Facebook's Detectron, but make it PyTorch
A portability layer that lets you run Detectron's pre-trained object detection models in PyTorch without the Caffe2 dependency.

What it does
Detectorch imports pre-trained Detectron models (Fast R-CNN, Faster R-CNN, Mask R-CNN) from Caffe2 format and runs them in PyTorch. It handles the model weights, the RoIAlign layer, and evaluation pipelines so you get the same box and mask AP numbers as the original.
The interesting bit
The real work is in the glue: a custom RoIAlign implementation with two different compilation paths depending on whether you’re on PyTorch 0.3.1 or 0.4, plus JIT compilation for the newer version. The author also reimplemented enough of Detectron’s data pipeline to verify that evaluation metrics match exactly — a tedious but necessary validation step that many ports skip.
Key highlights
- Supports ResNet-50/101 with or without FPN
- Evaluation numbers match Detectron’s Caffe2 originals (e.g., Mask R-CNN R-101-FPN hits 40.9 box AP / 36.4 mask AP)
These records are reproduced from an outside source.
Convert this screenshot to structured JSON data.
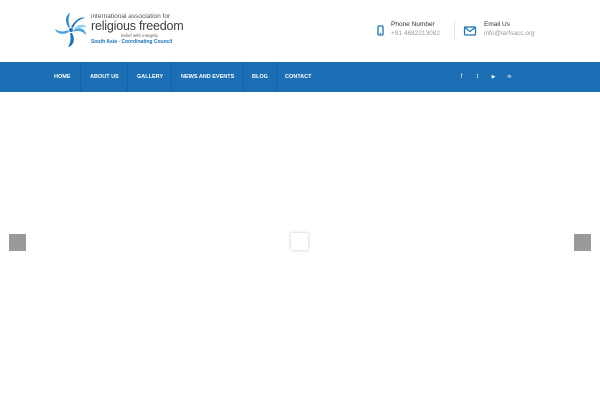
{
  "logo": {
    "line1": "international association for",
    "line2": "religious freedom",
    "line3": "belief with integrity",
    "line4": "South Asia - Coordinating Council"
  },
  "contacts": {
    "phone": {
      "label": "Phone Number",
      "value": "+91 4682213082",
      "icon": "mobile-phone-icon"
    },
    "email": {
      "label": "Email Us",
      "value": "info@iarfsacc.org",
      "icon": "envelope-icon"
    }
  },
  "nav": {
    "items": [
      "HOME",
      "ABOUT US",
      "GALLERY",
      "NEWS AND EVENTS",
      "BLOG",
      "CONTACT"
    ]
  },
  "social": {
    "facebook": "f",
    "twitter": "t",
    "youtube": "▶",
    "linkedin": "in"
  },
  "colors": {
    "nav_bg": "#1c6fb5",
    "accent": "#1a74bb",
    "slider_arrow": "#999999"
  }
}
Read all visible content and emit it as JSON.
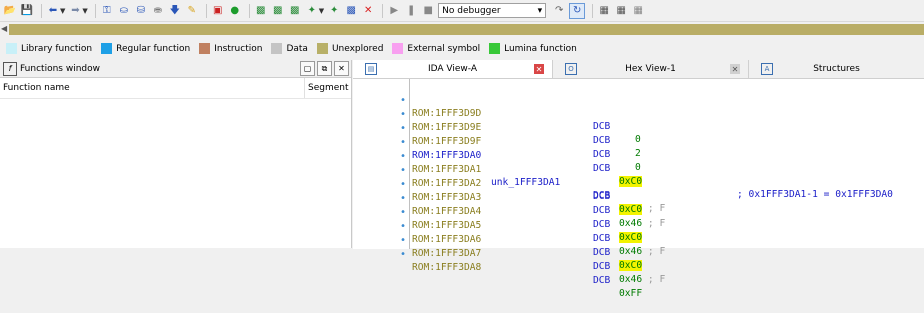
{
  "toolbar": {
    "debugger_select": "No debugger"
  },
  "legend": [
    {
      "label": "Library function",
      "color": "#c8f0f8"
    },
    {
      "label": "Regular function",
      "color": "#1ea0e6"
    },
    {
      "label": "Instruction",
      "color": "#c08060"
    },
    {
      "label": "Data",
      "color": "#c4c4c4"
    },
    {
      "label": "Unexplored",
      "color": "#b8b068"
    },
    {
      "label": "External symbol",
      "color": "#f8a0f0"
    },
    {
      "label": "Lumina function",
      "color": "#38c838"
    }
  ],
  "functions_window": {
    "title": "Functions window",
    "col_name": "Function name",
    "col_segment": "Segment"
  },
  "tabs": [
    {
      "label": "IDA View-A"
    },
    {
      "label": "Hex View-1"
    },
    {
      "label": "Structures"
    }
  ],
  "listing": [
    {
      "addr": "ROM:1FFF3D9D",
      "label": "",
      "op": "DCB",
      "val": "0",
      "kind": "num",
      "comment": ""
    },
    {
      "addr": "ROM:1FFF3D9E",
      "label": "",
      "op": "DCB",
      "val": "2",
      "kind": "num",
      "comment": ""
    },
    {
      "addr": "ROM:1FFF3D9F",
      "label": "",
      "op": "DCB",
      "val": "0",
      "kind": "num",
      "comment": ""
    },
    {
      "addr": "ROM:1FFF3DA0",
      "label": "",
      "op": "DCB",
      "val": "0xC0",
      "kind": "hl",
      "comment": "",
      "xref": "; 0x1FFF3DA1-1 = 0x1FFF3DA0"
    },
    {
      "addr": "ROM:1FFF3DA1",
      "label": "unk_1FFF3DA1",
      "op": "DCB",
      "val": "0x46",
      "kind": "hex",
      "comment": "; F"
    },
    {
      "addr": "ROM:1FFF3DA2",
      "label": "",
      "op": "DCB",
      "val": "0xC0",
      "kind": "hl",
      "comment": ""
    },
    {
      "addr": "ROM:1FFF3DA3",
      "label": "",
      "op": "DCB",
      "val": "0x46",
      "kind": "hex",
      "comment": "; F"
    },
    {
      "addr": "ROM:1FFF3DA4",
      "label": "",
      "op": "DCB",
      "val": "0xC0",
      "kind": "hl",
      "comment": ""
    },
    {
      "addr": "ROM:1FFF3DA5",
      "label": "",
      "op": "DCB",
      "val": "0x46",
      "kind": "hex",
      "comment": "; F"
    },
    {
      "addr": "ROM:1FFF3DA6",
      "label": "",
      "op": "DCB",
      "val": "0xC0",
      "kind": "hl",
      "comment": ""
    },
    {
      "addr": "ROM:1FFF3DA7",
      "label": "",
      "op": "DCB",
      "val": "0x46",
      "kind": "hex",
      "comment": "; F"
    },
    {
      "addr": "ROM:1FFF3DA8",
      "label": "",
      "op": "DCB",
      "val": "0xFF",
      "kind": "hex",
      "comment": ""
    }
  ]
}
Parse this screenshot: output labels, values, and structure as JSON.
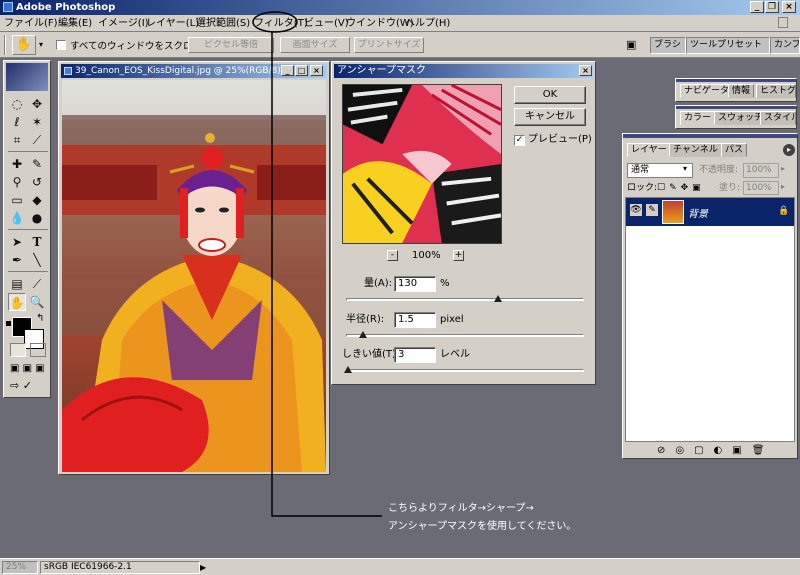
{
  "app": {
    "title": "Adobe Photoshop",
    "window_controls": {
      "minimize": "_",
      "restore": "❐",
      "close": "×"
    }
  },
  "menubar": {
    "items": [
      "ファイル(F)",
      "編集(E)",
      "イメージ(I)",
      "レイヤー(L)",
      "選択範囲(S)",
      "フィルタ(T)",
      "ビュー(V)",
      "ウインドウ(W)",
      "ヘルプ(H)"
    ],
    "highlighted": "フィルタ(T)"
  },
  "options": {
    "checkbox_label": "すべてのウィンドウをスクロール",
    "checkbox_checked": false,
    "buttons": [
      "ピクセル等倍",
      "画面サイズ",
      "プリントサイズ"
    ],
    "well_tabs": [
      "ブラシ",
      "ツールプリセット",
      "カンプ"
    ]
  },
  "document": {
    "title": "39_Canon_EOS_KissDigital.jpg @ 25%(RGB/8)"
  },
  "dialog": {
    "title": "アンシャープマスク",
    "ok_label": "OK",
    "cancel_label": "キャンセル",
    "preview_label": "プレビュー(P)",
    "preview_checked": true,
    "zoom": "100%",
    "zoom_out": "-",
    "zoom_in": "+",
    "amount": {
      "label": "量(A):",
      "value": "130",
      "unit": "%",
      "slider_fraction": 0.64
    },
    "radius": {
      "label": "半径(R):",
      "value": "1.5",
      "unit": "pixel",
      "slider_fraction": 0.07
    },
    "threshold": {
      "label": "しきい値(T):",
      "value": "3",
      "unit": "レベル",
      "slider_fraction": 0.01
    }
  },
  "palettes": {
    "navigator_tabs": [
      "ナビゲータ",
      "情報",
      "ヒストグラ"
    ],
    "color_tabs": [
      "カラー",
      "スウォッチ",
      "スタイル"
    ],
    "layers": {
      "tabs": [
        "レイヤー",
        "チャンネル",
        "パス"
      ],
      "blend_mode": "通常",
      "opacity_label": "不透明度:",
      "opacity_value": "100%",
      "lock_label": "ロック:",
      "fill_label": "塗り:",
      "fill_value": "100%",
      "layer_name": "背景"
    }
  },
  "status": {
    "zoom": "25%",
    "profile": "sRGB IEC61966-2.1"
  },
  "annotation": {
    "line1": "こちらよりフィルタ→シャープ→",
    "line2": "アンシャープマスクを使用してください。"
  },
  "colors": {
    "titlebar_start": "#0a246a",
    "titlebar_end": "#a6caf0",
    "chrome": "#d4d0c8",
    "workspace": "#6b6b75",
    "annotation_line": "#000000",
    "highlight_ellipse": "#000000"
  }
}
- Includes a demo notebook for quick inference
- Experimental training code exists (
train_fast.py) but is noted as slow - Requires building COCO API and RoIAlign from source
Caveats
- No training support for most models; inference and evaluation only
- Stuck on PyTorch 0.3.1/0.4 era — the README predates PyTorch 1.0
- Training code is explicitly labeled experimental and slow
Verdict
Worth a look if you’re maintaining legacy PyTorch 0.4 code that needs Detectron compatibility, or if you want to study how Caffe2→PyTorch model ports work under the hood. Skip it if you need training or are on modern PyTorch — Detectron2 has superseded this entirely.